The flipside is that the rush to CRISPR is due to the possibility of potential millions in the business. It is exemplified by the topical advent of CRISPR start-up firms, initial public offerings and venture capital funding rounds that are rising at astounding rates.

Global CRISPR market is estimated to grow at a compound annual growth rate of 33.26 per cent to reach a total market size of $3,086.69 million by 2023 from $551.24 million in 2017.

The Sage of Omaha Warren Buffett, admired for the wisdom he shares with young people around the world, has an apt quote for the gene editing boom: “Be greedy when others are fearful and be fearful when others are greedy.” The rush for CRISPR is a classic case to be fearful.

CRISPR solutions are transforming four significant markets: therapeutic development, agricultural biotechnology, industrial biotechnology, basic and applied biological research and all of them are getting enormous investments from renowned firms.

Large biotech companies and pharmaceuticals like Novartis, Vertex and Bayer AG have skin in the game exploring novel techniques to evolve their drug discovery and development processes, and establishing strategic alliances with crucial CRISPR technology companies to construct gene-based therapies for various genetic diseases.

Evolution of CRISPR technology has transformed gene editing playing field. Not limited to its use as a therapeutic tool, the pharmaceutical industry has found a silver bullet for drug discovery.

CRISPR provides the opportunity to study and alter all types of cell in the human body at a commercially viable pace and cost.

At this momentous time of change, CRISPR technology firms and pharmaceutical giants could do well to have some faith in the Bible.

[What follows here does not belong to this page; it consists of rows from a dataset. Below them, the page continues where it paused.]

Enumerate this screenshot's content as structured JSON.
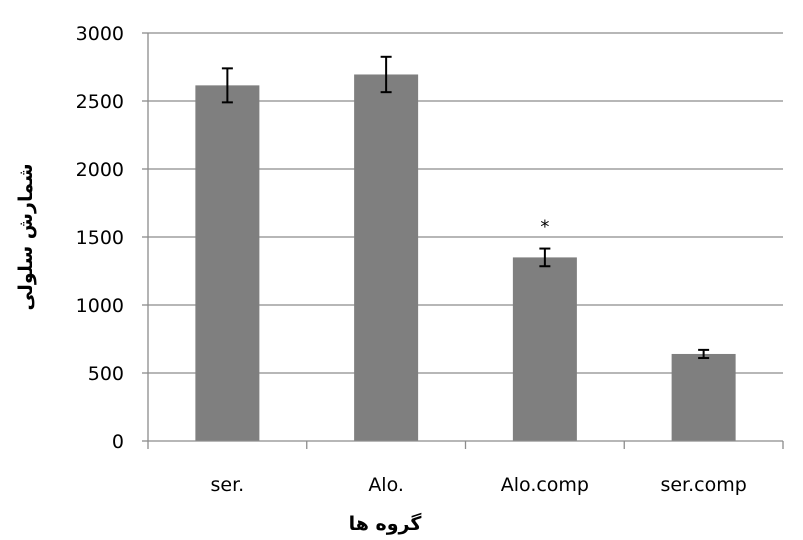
{
  "chart_data": {
    "type": "bar",
    "categories": [
      "ser.",
      "Alo.",
      "Alo.comp",
      "ser.comp"
    ],
    "values": [
      2615,
      2695,
      1350,
      640
    ],
    "error": [
      125,
      130,
      65,
      30
    ],
    "annotations": [
      {
        "category": "Alo.comp",
        "text": "*"
      }
    ],
    "xlabel": "گروه ها",
    "ylabel": "شمارش سلولی",
    "ylim": [
      0,
      3000
    ],
    "yticks": [
      0,
      500,
      1000,
      1500,
      2000,
      2500,
      3000
    ],
    "grid": true,
    "legend": "none",
    "colors": {
      "bar": "#7f7f7f",
      "gridline": "#8c8c8c",
      "axis": "#8c8c8c",
      "errorbar": "#000000"
    }
  }
}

Matthew, Chapter 6, Verse 24: “No one is able to serve two masters, for either he will hate the one and he will love the other, or he will be devoted to the one and he will despise the other. You cannot serve both God and Mammon.”

CRISPR ownership fight

Scientists Feng Zhang and Jennifer Doudna are the faces behind the fierce patent battle
  • May 2012 UC Berkeley filed a patent application with the US Patent and Trademark Office (USPTO) for the use of CRISPR-Cas9 to edit genes in various types of cells. The application was based on a landmark research, which was to be published a month later.
  • June 2012 The research team from UC Berkeley published what many biotechnology experts cite as the first academic paper on CRISPR-Cas9. The study, published in the journal Science, detailed how CRISPR-Cas9 may be exploited to edit genes. The research team was led by UC Berkeley biochemist Jennifer Doudna, who some experts credit with creating CRISPR.
  • December 2012 The Broad Institute and the Massachusetts Institute of Technology, also based in Cambridge, Massachusetts, filed a patent application for the use of CRISPR-Cas9 to modify DNA in eukaryotic cells. The patent is based on research conducted by Feng Zhang, a molecular biologist affiliated with both the Broad Institute and MIT.
  • April 2014 The USPTO granted the patent filed in December 2012 to the Broad Institute, MIT and Zhang. The patent, titled “CRISPR-Cas systems and methods for altering expression of gene products,” covers a method of editing plant and animal DNA using CRISPR-Cas9.UC Berkeley contested the USPTO’s decision to grant the Broad Institute the patent. The Broad Institute has maintained the patent it received draws on Zhang’s original research.
  • February 2017 The USPTO ruled in favour of Broad Institute, upholding the institute’s patent on editing DNA in plants and animals. Doudna’s team appealed the decision.
  • April 2018 The US Court of Appeals heard arguments from UC Berkeley, during which the university attempted to prove USPTO had not had “substantial evidence” to support its February 2017 finding. The court is expected to release a ruling on the case this summer.
  • June 2018 The USPTO granted a team of UC Berkeley researchers the university’s first-ever patents related to CRISPR gene editing—one patent that covers the use of CRISPR-Cas9 to edit single-stranded RNA, and a second patent that covers the use of CRISPR-Cas9 for editing genome regions of 10 to 15 nucleotides long.